The Committee of MPs quickly acknowledged how the live sector being closed for almost a year has presented an enormous problem for musicians. However, in keeping with the artists who had given evidence at earlier hearings, the organisations’ leaders emphasised how recorded music should also provide an acceptable and equitable income stream for musicians, writers and composers and that it was clearly failing to do so.
Highlighting how streaming should be classified as a communication to the public, Horace summarised the parlous position for performers, by stating, “You can’t make money out of a recording nowadays, unless you work for a record label.” Graham added, “Whatever money comes into the industry, if it doesn’t go into creators’ pockets, what is the point?”
Following the hearing, songwriter, producer and Chair of The Ivors Academy Crispin Hunt, said:
“Streaming is a song economy, with individual songs at the source of streaming’s success. Yet the value of the song is not respected and songwriters are currently at the bottom of the pile.
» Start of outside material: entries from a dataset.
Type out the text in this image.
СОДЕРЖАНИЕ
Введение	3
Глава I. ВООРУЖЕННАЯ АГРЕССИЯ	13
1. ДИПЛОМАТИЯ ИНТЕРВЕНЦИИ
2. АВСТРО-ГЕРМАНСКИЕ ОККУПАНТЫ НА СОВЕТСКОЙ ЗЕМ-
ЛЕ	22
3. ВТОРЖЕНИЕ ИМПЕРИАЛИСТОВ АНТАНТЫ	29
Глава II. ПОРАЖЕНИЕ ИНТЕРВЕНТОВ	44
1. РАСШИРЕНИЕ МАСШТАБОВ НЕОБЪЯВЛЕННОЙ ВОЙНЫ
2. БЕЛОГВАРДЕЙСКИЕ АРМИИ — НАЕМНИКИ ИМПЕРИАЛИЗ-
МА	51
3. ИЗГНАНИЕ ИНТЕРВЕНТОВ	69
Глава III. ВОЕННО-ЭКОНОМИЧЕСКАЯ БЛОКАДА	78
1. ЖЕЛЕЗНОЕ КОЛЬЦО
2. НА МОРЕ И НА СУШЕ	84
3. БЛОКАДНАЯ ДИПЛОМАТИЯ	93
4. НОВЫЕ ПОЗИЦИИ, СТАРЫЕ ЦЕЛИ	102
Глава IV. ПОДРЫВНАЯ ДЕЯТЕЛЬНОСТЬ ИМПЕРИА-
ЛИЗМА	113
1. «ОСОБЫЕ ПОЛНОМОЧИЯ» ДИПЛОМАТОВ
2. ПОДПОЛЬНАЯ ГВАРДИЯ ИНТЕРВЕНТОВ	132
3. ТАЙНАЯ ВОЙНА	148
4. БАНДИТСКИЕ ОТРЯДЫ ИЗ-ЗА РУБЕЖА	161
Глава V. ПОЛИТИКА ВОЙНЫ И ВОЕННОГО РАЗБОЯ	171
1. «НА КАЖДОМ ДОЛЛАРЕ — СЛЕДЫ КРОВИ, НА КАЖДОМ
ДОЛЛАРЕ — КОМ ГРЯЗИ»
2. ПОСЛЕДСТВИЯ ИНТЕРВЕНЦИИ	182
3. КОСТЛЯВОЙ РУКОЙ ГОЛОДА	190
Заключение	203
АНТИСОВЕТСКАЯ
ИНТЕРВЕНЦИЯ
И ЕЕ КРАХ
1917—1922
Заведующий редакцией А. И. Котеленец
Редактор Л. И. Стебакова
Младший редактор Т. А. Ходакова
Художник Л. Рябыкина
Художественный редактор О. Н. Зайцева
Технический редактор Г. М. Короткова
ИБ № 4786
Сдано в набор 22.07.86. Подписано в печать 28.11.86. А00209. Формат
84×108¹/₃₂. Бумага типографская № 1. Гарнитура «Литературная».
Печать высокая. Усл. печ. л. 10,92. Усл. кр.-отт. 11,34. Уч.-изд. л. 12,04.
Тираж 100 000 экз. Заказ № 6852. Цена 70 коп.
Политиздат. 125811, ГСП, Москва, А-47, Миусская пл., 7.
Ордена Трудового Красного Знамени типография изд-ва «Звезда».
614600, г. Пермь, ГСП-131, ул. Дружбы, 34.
Music writers are missing millions and millions in earnings as their work is degraded by the music industry, underpaid and exploited by YouTube, lost through poor data that fails to match the song to the songwriter and treated as a by-product when it is in fact the product. The music industry needs a huge reboot, a shake-up that puts creators at its heart.”
Naomi Pohl, MU Deputy General Secretary, said:
“The key issue with streaming is that major labels are announcing record profits while our members can’t put food on the table or pay their bills. I am feeling very hopeful about the Committee’s findings from the inquiry. This could be historic. If we get a fairer deal for musicians as a result of this, it’ll be a huge win.”
The Ivors Academy and MU called for a Government review into streaming through our Fix Streaming campaign.